El pasado 18 de noviembre, en el marco de las Jornadas Europeas de Patrimonio de Extremadura, organizadas por mis queridos y admirados Raquel Preciados y José Antonio Estévez, visitamos, entre otros lugares, la Parroquia de San Eugenio. Tengo que confesar que la había visto mil veces por fuera, pero nunca por dentro y en realidad merece la pena acercarse a la historia de este edifico y las dificultades por las que pasó su construcción. Nos debemos situar en 1880, mientras los hornos de fosfatos humeaban sin descanso en Aldea Moret, los trabajadores tenían un problema más allá del cansancio: no había donde rezar. La parroquia más cercana, San Juan de Cáceres, quedaba a una hora a pie bajo el sol cacereño. El obispo Pedro Núñez Pernia lo sabía, pero los planes para construir un templo chocaban con una realidad cruda: el dinero no sobraba para acometer una obra como esa.


La salvación vino cuando Alfonso XII pasó por Cáceres en 1881 para inaugurar el tren a Lisboa, alguien le habló de aquel poblado minero. El monarca, quizá conmovido por las cartas de los mineros o por intereses políticos, soltó 3.000 pesetas (lo que serían unos 18.000 euros actuales) para la futura iglesia. No era caridad: era inversión. Aldea Moret, con su ferrocarril y su fosforita, valía cada céntimo. Una de las calles principales del poblado se denomina Calle Real, y en algunos sitios se asegura que el nombre se debe a que por ella circuló el Rey en su visita. Pero os remito a la entrada que hice sobre esos días, y en realidad, Alfonso XII nunca visitó la zona (pincha aquí para saber más).

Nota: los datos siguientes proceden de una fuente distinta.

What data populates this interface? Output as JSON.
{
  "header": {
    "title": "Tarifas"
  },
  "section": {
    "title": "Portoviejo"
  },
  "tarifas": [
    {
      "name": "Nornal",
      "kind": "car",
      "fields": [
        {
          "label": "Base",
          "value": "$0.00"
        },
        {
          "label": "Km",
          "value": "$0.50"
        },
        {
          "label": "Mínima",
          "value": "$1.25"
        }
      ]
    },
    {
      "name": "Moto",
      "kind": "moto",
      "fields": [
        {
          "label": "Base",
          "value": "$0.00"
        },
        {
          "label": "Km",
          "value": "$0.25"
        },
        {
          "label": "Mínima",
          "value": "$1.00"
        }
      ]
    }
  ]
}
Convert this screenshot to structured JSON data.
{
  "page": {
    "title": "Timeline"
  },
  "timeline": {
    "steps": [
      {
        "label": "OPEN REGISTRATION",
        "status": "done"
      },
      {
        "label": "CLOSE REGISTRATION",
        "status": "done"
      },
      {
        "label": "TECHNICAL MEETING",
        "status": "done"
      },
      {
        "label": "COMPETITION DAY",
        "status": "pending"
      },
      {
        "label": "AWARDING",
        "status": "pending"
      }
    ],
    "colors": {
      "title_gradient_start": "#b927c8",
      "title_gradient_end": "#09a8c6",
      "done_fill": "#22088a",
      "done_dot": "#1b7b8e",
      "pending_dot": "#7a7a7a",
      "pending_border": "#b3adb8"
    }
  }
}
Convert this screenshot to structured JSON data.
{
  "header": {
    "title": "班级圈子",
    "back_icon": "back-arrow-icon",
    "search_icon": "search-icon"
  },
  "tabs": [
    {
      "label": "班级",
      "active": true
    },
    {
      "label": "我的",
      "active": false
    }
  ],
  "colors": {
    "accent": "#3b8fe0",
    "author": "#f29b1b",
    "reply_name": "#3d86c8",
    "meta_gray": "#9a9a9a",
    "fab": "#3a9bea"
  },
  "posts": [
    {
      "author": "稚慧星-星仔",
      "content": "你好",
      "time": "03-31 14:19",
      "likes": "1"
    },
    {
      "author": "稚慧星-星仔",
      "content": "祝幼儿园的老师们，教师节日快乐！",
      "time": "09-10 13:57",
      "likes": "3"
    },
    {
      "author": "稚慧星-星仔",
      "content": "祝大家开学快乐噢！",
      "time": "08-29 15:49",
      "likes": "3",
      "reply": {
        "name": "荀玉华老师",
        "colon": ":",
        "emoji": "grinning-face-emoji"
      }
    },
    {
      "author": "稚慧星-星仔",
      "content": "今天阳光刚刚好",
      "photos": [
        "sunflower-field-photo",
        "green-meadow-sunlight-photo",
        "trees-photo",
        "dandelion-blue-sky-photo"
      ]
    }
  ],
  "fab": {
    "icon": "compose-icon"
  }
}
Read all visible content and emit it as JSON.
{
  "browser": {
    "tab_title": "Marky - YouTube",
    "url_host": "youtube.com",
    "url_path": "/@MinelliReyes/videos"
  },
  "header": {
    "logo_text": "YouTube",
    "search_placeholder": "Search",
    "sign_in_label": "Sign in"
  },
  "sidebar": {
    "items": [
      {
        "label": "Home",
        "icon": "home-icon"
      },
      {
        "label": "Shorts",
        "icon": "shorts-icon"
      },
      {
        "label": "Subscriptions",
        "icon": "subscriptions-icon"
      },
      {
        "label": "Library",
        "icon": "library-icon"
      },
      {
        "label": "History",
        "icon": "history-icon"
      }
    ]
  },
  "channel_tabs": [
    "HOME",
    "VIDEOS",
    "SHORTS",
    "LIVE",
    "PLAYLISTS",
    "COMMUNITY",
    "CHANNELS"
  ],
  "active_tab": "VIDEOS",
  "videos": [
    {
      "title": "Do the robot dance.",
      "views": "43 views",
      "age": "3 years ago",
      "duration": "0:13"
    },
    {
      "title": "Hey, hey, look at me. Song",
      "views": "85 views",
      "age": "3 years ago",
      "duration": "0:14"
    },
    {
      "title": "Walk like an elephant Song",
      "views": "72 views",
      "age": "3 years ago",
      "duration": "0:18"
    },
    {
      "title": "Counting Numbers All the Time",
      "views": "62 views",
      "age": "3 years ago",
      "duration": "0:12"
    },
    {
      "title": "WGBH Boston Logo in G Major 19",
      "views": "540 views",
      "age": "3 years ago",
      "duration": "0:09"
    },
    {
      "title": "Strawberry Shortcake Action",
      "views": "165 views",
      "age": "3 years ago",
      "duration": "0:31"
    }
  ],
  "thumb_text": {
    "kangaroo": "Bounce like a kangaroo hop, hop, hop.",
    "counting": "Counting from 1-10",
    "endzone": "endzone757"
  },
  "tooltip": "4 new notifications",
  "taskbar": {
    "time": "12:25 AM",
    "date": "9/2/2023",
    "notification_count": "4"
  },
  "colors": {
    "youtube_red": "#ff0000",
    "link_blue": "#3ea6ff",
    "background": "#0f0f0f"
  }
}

Pero antes de seguir con la complicada construcción del templo, hagamos un breve recordatorio del origen de las minas de Aldea Moret que nacieron para explotar los filones de fosforita existentes entre las calizas devónicas. Un mineral valioso para abonos y químicos, pero tan difícil de extraer que los primeros intentos (1866-1875) parecían "trabajo de hormigas", como describió el ingeniero Diego Ariza. Todo cambió cuando Segismundo Moret, un político liberal con olfato para los negocios, compró las minas en 1876. Su Sociedad General de Fosfatos trajo algo revolucionario: planificación. Contrató a técnicos británicos, convenció al gobierno para llevar el ferrocarril hasta el yacimiento (1880), y diseñó un poblado con calles en damero y casas de una planta con jardín, algo que para la época era un verdadero lujo. Aquel "pueblo perfecto" (como lo llamó el diario La Opinión en 1879) tenía un problema: crecía más rápido que sus servicios. Los mineros, muchos llegados de Andalucía y Portugal, hacinados en barracones cerca de los pozos, reclamaban una iglesia. No era solo fe: era identidad.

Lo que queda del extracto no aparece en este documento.